Here are some interesting theories of Selective Attention models:

Broadbent Model: Only selective stimuli receive detailed analysis by the brain and that most information is gated out and never analysised. (Bottleneck theory)

Norman’s Pertinence model: The bottleneck occurs when the individual is required to select a response. Suggests that all stimuli is automatically activate their representations in memory and are analyzed.

Triesman Model: Combination of the above theories. A process where the brain attenuates irrevlevant information, while at the same time saving a large amount of information for analysis. Information that reaches the brain is analysised but not attended to unless it is determined to be important or critical.

Easterbrook Cue Utilization theory: As athletes arousal increases, their attentional focus narrows. Irrelevant and sometimes relevant cues are dispersed.

Information processing models and process between stimulus and a response;

  1. Bottom-up processing: is when the physiological processing from the senses are processed upwards towards the cognitive system.

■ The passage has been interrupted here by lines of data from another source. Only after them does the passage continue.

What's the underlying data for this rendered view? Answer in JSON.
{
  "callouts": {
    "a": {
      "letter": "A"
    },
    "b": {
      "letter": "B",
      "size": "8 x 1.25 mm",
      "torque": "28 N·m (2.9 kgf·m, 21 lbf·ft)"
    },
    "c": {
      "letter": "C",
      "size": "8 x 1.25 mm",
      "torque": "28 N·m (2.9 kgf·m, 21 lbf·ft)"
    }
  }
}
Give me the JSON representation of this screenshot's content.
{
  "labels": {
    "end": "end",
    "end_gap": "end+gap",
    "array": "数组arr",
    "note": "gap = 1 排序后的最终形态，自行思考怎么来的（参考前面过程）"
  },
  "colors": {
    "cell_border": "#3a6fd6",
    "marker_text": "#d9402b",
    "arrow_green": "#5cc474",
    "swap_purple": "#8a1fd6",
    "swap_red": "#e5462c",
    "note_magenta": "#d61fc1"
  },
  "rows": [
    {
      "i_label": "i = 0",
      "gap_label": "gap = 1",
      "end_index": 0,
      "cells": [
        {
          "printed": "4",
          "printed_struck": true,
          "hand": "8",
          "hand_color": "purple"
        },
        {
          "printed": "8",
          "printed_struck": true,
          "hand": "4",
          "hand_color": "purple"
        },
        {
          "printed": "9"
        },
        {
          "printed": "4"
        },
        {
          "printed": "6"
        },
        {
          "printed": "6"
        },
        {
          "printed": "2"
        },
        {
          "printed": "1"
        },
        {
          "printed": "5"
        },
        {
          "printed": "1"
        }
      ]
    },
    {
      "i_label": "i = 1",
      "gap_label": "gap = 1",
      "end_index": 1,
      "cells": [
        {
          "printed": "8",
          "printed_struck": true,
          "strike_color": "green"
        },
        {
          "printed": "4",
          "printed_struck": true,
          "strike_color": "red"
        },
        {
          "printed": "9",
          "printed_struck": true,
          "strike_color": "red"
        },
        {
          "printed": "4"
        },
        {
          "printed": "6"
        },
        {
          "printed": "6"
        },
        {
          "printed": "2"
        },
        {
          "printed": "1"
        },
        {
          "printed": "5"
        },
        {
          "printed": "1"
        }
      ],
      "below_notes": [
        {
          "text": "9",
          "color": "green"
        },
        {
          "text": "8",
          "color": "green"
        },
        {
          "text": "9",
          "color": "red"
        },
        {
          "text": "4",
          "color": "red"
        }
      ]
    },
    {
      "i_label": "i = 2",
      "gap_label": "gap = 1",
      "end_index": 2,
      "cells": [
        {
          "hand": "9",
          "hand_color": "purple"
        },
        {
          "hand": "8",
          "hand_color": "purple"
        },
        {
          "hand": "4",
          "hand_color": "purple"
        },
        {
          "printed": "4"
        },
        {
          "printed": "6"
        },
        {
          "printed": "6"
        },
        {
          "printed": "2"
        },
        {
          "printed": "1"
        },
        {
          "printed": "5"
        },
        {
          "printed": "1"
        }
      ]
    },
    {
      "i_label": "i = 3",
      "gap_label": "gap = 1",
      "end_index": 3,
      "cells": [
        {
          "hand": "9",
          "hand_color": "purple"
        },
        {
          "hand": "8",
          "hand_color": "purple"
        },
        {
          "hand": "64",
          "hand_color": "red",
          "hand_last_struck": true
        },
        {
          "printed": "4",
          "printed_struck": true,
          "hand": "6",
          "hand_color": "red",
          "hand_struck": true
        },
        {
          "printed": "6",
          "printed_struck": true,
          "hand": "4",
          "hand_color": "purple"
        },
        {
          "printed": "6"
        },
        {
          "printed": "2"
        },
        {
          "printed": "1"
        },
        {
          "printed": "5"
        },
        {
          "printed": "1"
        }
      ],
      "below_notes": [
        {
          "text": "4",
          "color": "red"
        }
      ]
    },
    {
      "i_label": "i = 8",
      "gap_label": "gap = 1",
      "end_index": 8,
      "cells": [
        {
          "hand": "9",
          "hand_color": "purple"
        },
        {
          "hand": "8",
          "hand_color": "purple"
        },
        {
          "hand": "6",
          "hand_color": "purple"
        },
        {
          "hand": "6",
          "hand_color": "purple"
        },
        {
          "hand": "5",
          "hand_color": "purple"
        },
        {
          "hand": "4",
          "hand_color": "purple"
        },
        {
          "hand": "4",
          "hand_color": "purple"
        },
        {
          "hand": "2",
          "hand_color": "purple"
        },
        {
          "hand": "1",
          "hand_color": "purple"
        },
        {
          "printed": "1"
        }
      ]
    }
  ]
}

Gibson (1966)[ii] (cited in Eysenck, pp 107; 1986) suggests that when all the information in the retina is taken into account many of the problems of perception disappear and there is no need to resort to explanations involving representations and stored information. Gibson argues that all information is captured in the pattern of light which reaches the perceivers eye known as the ‘optic array’. This provides invariant information about the world. The invariant information is in specific areas of the environment one can identify.

  1. Top down processing: is when the focussing is based on the cognitive system and where perception is influenced by the properties of stored information.

Gregory (1972)[iii] (cited in Cardwell, pp 312; 1996) argues that perception involves a process of actively constructing the world and this construction involves the use of inferences based on stored knowledge.


[i] Nideffer, R.(1992). Psyched to win. Human Kinetics. United States of America. Chapter 6.

[ii] Eysenck, M.W.(1986). A handbook of cognitive psychology. Lawrence Erlbaum associations Ltd, Exeter.

[iii] Cardwell, M.(1996). Psychology. HarperCollins Publishers, London.

Cox, R.(1994). Sport Psychology Concepts and Application. Brown and Benchmark.

United States of America. Chapter 3.

Weinberg, R. and Gould, D.(2003). Foundations of Sport and Exercise Psychology. Human kinetics. United states of America. Chapter 16.